Crispy Coconut Shrimp (Printable)

Golden fried shrimp with coconut crust and a tangy sweet chili dip, perfect as an appetizer or light meal.

# What You'll Need:

→ Shrimp

01 - 1 lb large raw shrimp, peeled and deveined, tails on (about 24 pieces)
02 - 1/2 tsp salt
03 - 1/4 tsp black pepper

→ Breading

04 - 1/2 cup all-purpose flour
05 - 2 large eggs
06 - 2 tbsp milk
07 - 1 cup panko breadcrumbs
08 - 3/4 cup unsweetened shredded coconut

→ Frying

09 - 2 cups vegetable oil, for frying

→ Sweet Chili Dip

10 - 1/2 cup Thai sweet chili sauce
11 - 1 tbsp lime juice
12 - 1 tsp finely chopped fresh cilantro (optional)

# How to Make It:

01 - Pat shrimp dry with paper towels, then season evenly with salt and black pepper.
02 - Place flour in the first shallow bowl.
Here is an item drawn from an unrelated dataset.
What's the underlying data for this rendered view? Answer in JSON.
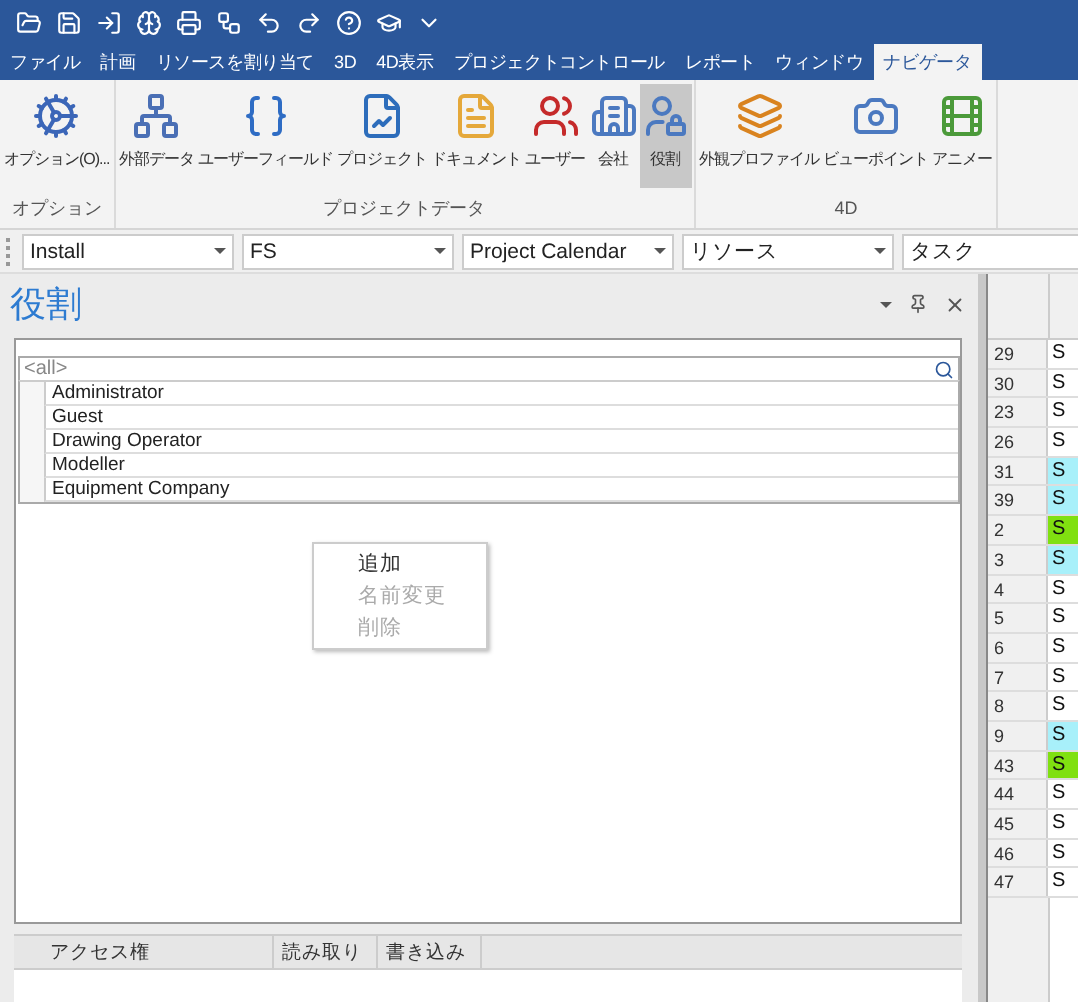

In the second, whisk eggs and milk together. Combine panko breadcrumbs and shredded coconut in the third bowl.
03 - Coat each shrimp first in flour, shaking off excess, then dip in the egg mixture, and finally press into the panko-coconut blend until fully covered.
04 - Heat vegetable oil in a deep skillet or saucepan to 350°F (180°C).
05 - Fry shrimp in batches for 2 to 3 minutes each until golden brown and crisp, avoiding overcrowding.
06 - Remove shrimp using a slotted spoon and place on paper towels to drain.
07 - Combine Thai sweet chili sauce, lime juice, and cilantro in a small bowl, mixing well.
08 - Serve crispy coconut shrimp immediately alongside the sweet chili dip.

# Expert Advice:

01 -
  • They're ready in 30 minutes from raw shrimp to plate, making them perfect for impressing guests without a long kitchen stint.
  • That contrast between crispy coconut on the outside and tender shrimp inside is genuinely addictive, and everyone asks for the recipe.
  • The sweet chili dip takes five minutes and makes the whole thing feel fancy even though you're basically frying shrimp in your kitchen.
02 -
  • Wet shrimp and hot oil are enemies; that paper towel drying step is non-negotiable if you want crispy, not sputtering disaster.
  • The panko-coconut mix will start to brown as you work if the oil stays hot, so keep an eye on that coating color in the pan and adjust timing slightly if needed.
03 -
  • If you don't have a deep-fry thermometer, a wooden skewer or wooden chopstick works as a temperature tester—bubbles should form immediately and steadily when you dip it into the oil.
  • Make the sweet chili dip a day ahead if you want to save yourself a step; the lime juice and cilantro actually get more mellow and balanced after sitting overnight.